NEW YORK – Gilead subsidiary Kite Pharma on Monday said it will discuss with regulators the latest data on axicabtagene ciloleucel (Yescarta) showing that its autologous CAR T-cell therapy improved certain lymphoma patients' outcomes in the second-line treatment setting versus standard-of-care chemotherapy plus stem cell transplant.
Based on top-line results from the Phase III Zuma-7 trial, Kite plans to begin talks with the US Food and Drug Administration and European Medicines Agency, among other regulators, in the hopes of submitting a supplemental Biologics License Application for axi-cel later this year.
In the Zuma-7 trial, researchers randomly assigned nearly 360 patients with relapsed or refractory diffuse large B-cell lymphoma, or LBCL, to either a one-time infusion of axi-cel or standard-of-care treatment. In the standard-of-care control arm, patients received chemotherapy followed by stem cell transplant contingent on chemo responses.

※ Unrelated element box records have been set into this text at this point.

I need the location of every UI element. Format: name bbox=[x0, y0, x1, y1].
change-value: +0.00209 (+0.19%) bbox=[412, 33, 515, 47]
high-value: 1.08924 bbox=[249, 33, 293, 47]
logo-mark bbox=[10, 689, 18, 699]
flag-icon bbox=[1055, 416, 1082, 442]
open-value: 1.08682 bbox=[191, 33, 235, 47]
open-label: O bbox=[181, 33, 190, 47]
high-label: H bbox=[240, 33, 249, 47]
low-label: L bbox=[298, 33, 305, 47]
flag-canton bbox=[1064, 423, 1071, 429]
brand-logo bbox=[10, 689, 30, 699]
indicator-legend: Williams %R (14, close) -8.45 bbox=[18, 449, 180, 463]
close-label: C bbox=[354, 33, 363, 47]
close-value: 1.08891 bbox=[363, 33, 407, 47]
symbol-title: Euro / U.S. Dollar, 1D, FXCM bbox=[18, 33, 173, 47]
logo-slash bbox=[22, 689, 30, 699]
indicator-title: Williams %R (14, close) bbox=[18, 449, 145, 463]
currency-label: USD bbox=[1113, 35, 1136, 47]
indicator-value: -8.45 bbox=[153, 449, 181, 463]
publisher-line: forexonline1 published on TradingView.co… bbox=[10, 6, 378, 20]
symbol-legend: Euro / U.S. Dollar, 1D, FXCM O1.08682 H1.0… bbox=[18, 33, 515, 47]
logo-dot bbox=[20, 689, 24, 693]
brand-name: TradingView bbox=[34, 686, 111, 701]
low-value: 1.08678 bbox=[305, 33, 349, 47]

Kite said that axi-cel met both its primary endpoints in the study and improved event-free survival and objective response rate over standard care within Zuma-7. The firm noted that although it is presently too soon to report overall survival results, the results are trending toward an improvement with axi-cel. There were no new safety signals observed in Zuma-7, and adverse events were less frequent and severe than those seen in the third-line treatment setting with standard-of-care treatments.
Kite will present at an upcoming medical conference detailed results from Zuma-7, which it claims is the first randomized trial to evaluate CAR T-cell therapy in the earlier, second-line LBCL setting.
Axi-cel is currently approved for diffuse LBCL and follicular lymphoma patients following two or more lines of prior treatment. The indication explored in Zuma-7, if approved by regulators, would allow the company to expand the indication of the drug to a broader B-cell lymphoma population and in an earlier treatment setting.